Tracking maneuvering target in real time autonomously and accurately in an uncertain environment is one of the challenging missions for unmanned aerial vehicles (UAVs). In this paper, aiming to address the control problem of maneuvering target tracking and obstacle avoidance, an online path planning approach for UAV is developed based on deep reinforcement learning. Through end-to-end learning powered by neural networks, the proposed approach can achieve the perception of the environment and continuous motion output control.

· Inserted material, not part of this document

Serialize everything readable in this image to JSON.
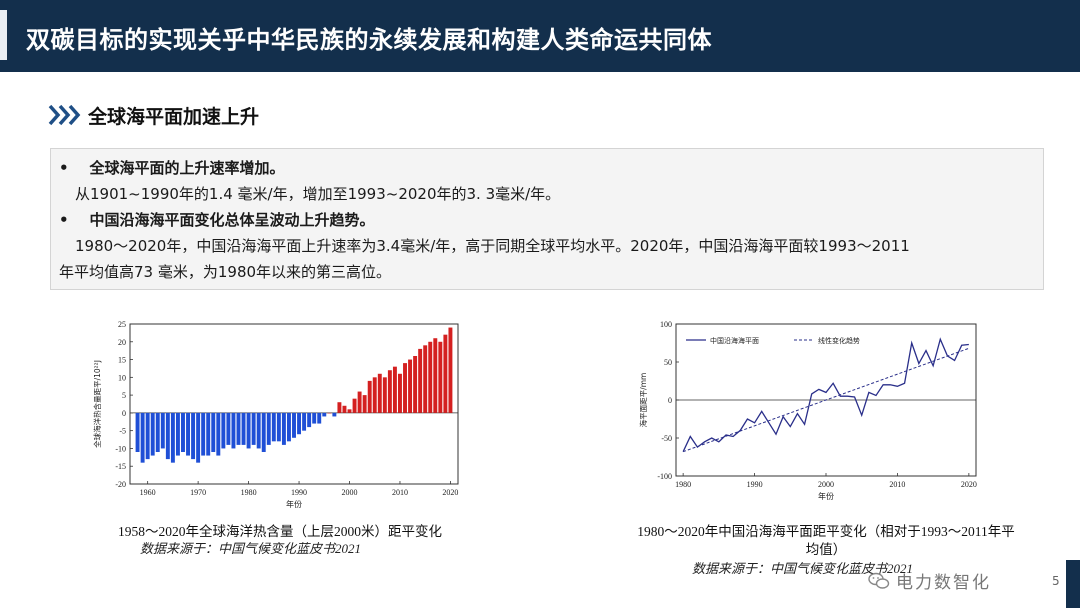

This proposed approach includes: (1) A deep deterministic policy gradient (DDPG)-based control framework to provide learning and autonomous decision-making capability for UAVs; (2) An improved method named MN-DDPG for introducing a type of mixed noises to assist UAV with exploring stochastic strategies for online optimal planning; and (3) An algorithm of task-decomposition and pre-training for efficient transfer learning to improve the generalization capability of UAV’s control model built based on MN-DDPG. The experimental simulation results have verified that the proposed approach can achieve good self-adaptive adjustment of UAV’s flight attitude in the tasks of maneuvering target tracking with a significant improvement in generalization capability and training efficiency of UAV tracking controller in uncertain environments.

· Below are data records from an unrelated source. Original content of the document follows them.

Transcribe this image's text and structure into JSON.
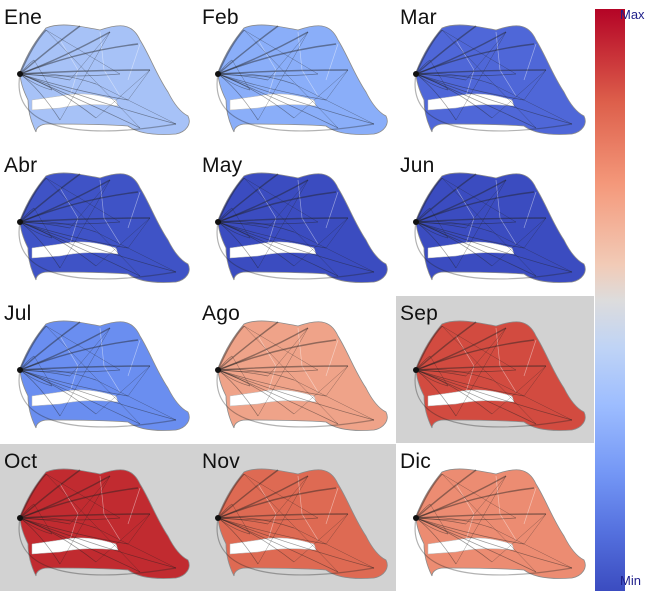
{
  "panels": [
    {
      "month": "Ene",
      "fill": "#a7c2f7",
      "hl": false
    },
    {
      "month": "Feb",
      "fill": "#8aaef9",
      "hl": false
    },
    {
      "month": "Mar",
      "fill": "#4f67d8",
      "hl": false
    },
    {
      "month": "Abr",
      "fill": "#3f53c6",
      "hl": false
    },
    {
      "month": "May",
      "fill": "#3b4cc0",
      "hl": false
    },
    {
      "month": "Jun",
      "fill": "#3b4cc0",
      "hl": false
    },
    {
      "month": "Jul",
      "fill": "#6a8ef0",
      "hl": false
    },
    {
      "month": "Ago",
      "fill": "#efa389",
      "hl": false
    },
    {
      "month": "Sep",
      "fill": "#d24b40",
      "hl": true
    },
    {
      "month": "Oct",
      "fill": "#c12b30",
      "hl": true
    },
    {
      "month": "Nov",
      "fill": "#de6a53",
      "hl": true
    },
    {
      "month": "Dic",
      "fill": "#ec8c72",
      "hl": false
    }
  ],
  "colorbar": {
    "max_label": "Max",
    "min_label": "Min"
  }
}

在不确定的环境中自动，实时地实时跟踪机动目标是无人机的一项艰巨任务。为了解决机动目标跟踪和避障的控制问题，基于深度强化学习的无人机在线路径规划方法得到了发展。通过以神经网络为动力的端到端学习，该方法可以实现对环境的感知和连续运动输出控制。该提议的方法包括：（1）基于深度确定性策略梯度（DDPG）的控制框架，可为无人机提供学习和自主决策能力；（2）一种改进的方法，称为MN-DDPG，用于引入一种混合噪声，以协助无人机探索随机策略进行在线最优规划；（3）一种有效的转移学习的任务分解和预训练算法，以提高基于MN-DDPG构建的无人机控制模型的泛化能力。实验仿真结果表明，该方法可以在机动目标跟踪任务中实现对无人机飞行姿态的自适应自适应调整，在不确定环境下可以显着提高无人机跟踪控制器的泛化能力和训练效率。